HD 170773

Observation data Epoch J2000.0 Equinox ICRS
- Constellation: Corona Australis
- Right ascension: 18^{h} 33^{m} 00.91673^{s}
- Declination: −39° 53′ 31.2751″
- Apparent magnitude (V): 6.22±0.01

Characteristics
- Evolutionary stage: main sequence
- Spectral type: F5 V
- B−V color index: +0.42

Astrometry
- Radial velocity (R_{v}): −25.2±1.0 km/s
- Proper motion (μ): RA: +86.353 mas/yr Dec.: −79.927 mas/yr
- Parallax (π): 27.0749±0.03 mas
- Distance: 120.5 ± 0.1 ly (36.93 ± 0.04 pc)
- Absolute magnitude (M_{V}): +3.38

Details
- Mass: 1.30 M_{☉}
- Radius: 1.43±0.07 R_{☉}
- Luminosity: 3.62±0.01 L_{☉}
- Surface gravity (log g): 4.21±0.04 cgs
- Temperature: 6,694±126 K
- Metallicity [Fe/H]: −0.02±0.04 dex
- Rotational velocity (v sin i): 67.2±6.2 km/s
- Age: 1.50^{+1.2} _{−0.7} Gyr
- Other designations: 14 G. Coronae Australis, CD−39°12704, CPD−39°8118, FK5 3470, GC 25304, HD 170773, HIP 90936, HR 6948, SAO 210286, TIC 313723578

Database references
- SIMBAD: data

= HD 170773 =

F-type star with a debris disk

HD 170773 (HR 6948; 14 G. Coronae Australis) is a solitary star located in the southern constellation Corona Australis.
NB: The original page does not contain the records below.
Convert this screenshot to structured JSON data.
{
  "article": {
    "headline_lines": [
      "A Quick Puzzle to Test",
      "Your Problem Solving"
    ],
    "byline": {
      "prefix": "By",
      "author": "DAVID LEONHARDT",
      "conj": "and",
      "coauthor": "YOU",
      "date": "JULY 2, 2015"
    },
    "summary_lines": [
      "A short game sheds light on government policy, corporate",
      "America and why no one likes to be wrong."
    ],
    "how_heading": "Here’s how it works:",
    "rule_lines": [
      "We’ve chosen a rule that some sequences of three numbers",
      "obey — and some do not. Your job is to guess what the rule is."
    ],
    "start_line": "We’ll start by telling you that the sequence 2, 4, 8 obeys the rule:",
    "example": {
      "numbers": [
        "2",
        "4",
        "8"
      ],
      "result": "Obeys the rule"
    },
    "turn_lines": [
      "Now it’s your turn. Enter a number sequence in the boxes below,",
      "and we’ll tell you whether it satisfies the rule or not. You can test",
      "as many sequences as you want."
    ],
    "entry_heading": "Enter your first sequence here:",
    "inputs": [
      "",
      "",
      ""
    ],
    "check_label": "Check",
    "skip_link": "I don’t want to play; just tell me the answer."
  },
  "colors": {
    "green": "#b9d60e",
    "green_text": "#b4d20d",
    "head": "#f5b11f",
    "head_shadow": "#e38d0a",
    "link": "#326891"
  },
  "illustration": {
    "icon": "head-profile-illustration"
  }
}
It has an apparent magnitude of 6.22, placing it near the limit for naked eye visibility, even under ideal conditions. The object is located relatively close at a distance of 120 light-years based on Gaia DR3 parallax measurements and it is drifting closer with a heliocentric radial velocity of −25.2 km/s. At its current distance, HD 170773's brightness is diminished by an interstellar extinction of 0.19 magnitudes and it has an absolute magnitude of +3.38.

HD 170773 has a stellar classification of F5 V, indicating that it is an ordinary F-type main-sequence star that is generating energy via hydrogen fusion at its core. It has also been given a classification of F5 IV, indicating that it is a slightly evolved subgiant that is ceasing hydrogen fusion at its core. It has 1.30 times the mass of the Sun and 1.43 times the radius of the Sun. It radiates 3.62 times the luminosity of the Sun from its photosphere at an effective temperature of 6694 K, giving it the typical yellowish-white hue of a F-type star. HD 170773 has a near solar metallicity of [Fe/H] = −0.02 and it is estimated to be 1.5 billion years old. It spins fairly quickly with a projected rotational velocity of 67.2 km/s.

The star has a debris disk located 78 AU away and it has a temperature of 43 K. It was first observed in 1986 by astronomers K. Sakadane and M. Nishida in their survey of Vega-like stars due to the star displaying an infrared excess that could suggest the presence of a circumstellar disk. However, the actual disk was not discovered until 2004 using the Spitzer Space Telescope. There might be a second cooler disk surrounding the star, but subsequent observations have not confirmed this.